At around 8:24am (ET) yesterday the director of the National Economic Council, Kevin Hassett, was asked whether the President was considering a 90-day pause in the tariff policy. He didn’t answer the question directly, which led some observers to believe that such a pause was indeed being considered. The rumor was reported as news by CNBC at 10:14am, and categorically denied by the White House at 10:39am.
Over the course of a few minutes, the market value of publicly traded companies rose by a few trillion dollars, then fell right back down:
I don’t believe that Kevin Hassett intended to cause this market reaction, or that the reporters who amplified the rumor did so in bad faith. But the fact that such large market movements are currently being driven by (actual and rumored) policy choices creates immense opportunities for profit.
About two hours before the Hassett interview, Bob Elliott pointed out that since “recent market moves are largely a function of policy choice rather than a consequence of external macroeconomic pressures… any shift away from these policies could create a significant whipsaw.” While the volatility induced by the Hassett interview was probably unintended, there have indeed been major policy announcements and reversals that have led predictably to the kind of whipsaw effect described here.
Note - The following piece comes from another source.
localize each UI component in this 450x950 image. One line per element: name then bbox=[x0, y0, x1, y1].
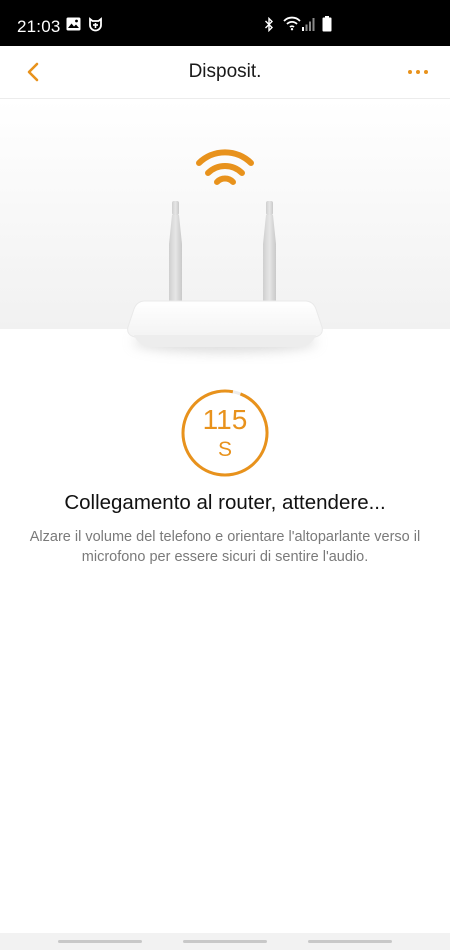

When market volatility is engineered in this manner, anyone with a few minutes of advance notice stands to make a fortune. We know that elected officials and political appointees are not shy about trading while in office. And there are many others with proximity to power—family members, dinner guests, golfing partners, and so on—who could enrich themselves with an open ear and a bit of luck.
If someone gains from such activity, who loses?
I have argued previously that even policies that are reversed in full will have an enduring impact through changes in trade flows and geopolitical alliances. But suppose, for the sake of argument, that policies could indeed be reversed without lasting consequence. In this simplified case, who would pay for the windfall profits of the lucky few with inside information?
Long term investors holding index funds would be left relatively unscathed, but individuals and institutions who are trading actively, either on their own account or through intermediaries, will lose on average. This includes people with retirement savings in actively managed funds, as well as organizations such as universities, foundations, and sovereign wealth funds with significant market exposure. These entities will lose as a group, even if some of them manage to time the market and share in the windfall.
Normally one would expect the Securities and Exchange Commission to be on the lookout for suspicious trades that precede major market movements. But this agency is relatively toothless at the moment, and it does not seem to me that investigating those connected to executive power is a high priority.
There has been a lot of discussion of the implications of tariffs for inflation, growth, and the balance of trade, but relatively little attention paid to the effects of engineered volatility on capital flows. If our financial markets come to be seen increasingly as a vehicle for the well-connected to profit from privileged access to information, investors will look elsewhere, and the costs of financing everything from homes and businesses to government budget deficits will rise. And in this case even those with retirement savings in index funds, unconcerned about day-to-day movements and avoiding active trading entirely, will experience lower returns and be left with less to live on when they eventually exit the labor force.
One can debate the merits of various policy initiatives, including those pertaining to international trade. But surely we can agree that policy ought not to be arbitrary and capricious, subject to whim and flights of fancy. That uncertainly should be resolved quickly and decisively. And that volatility ought never to be politically engineered.
Clearly, this was a test to how markets would react on April 9th, when the pause was finally announced.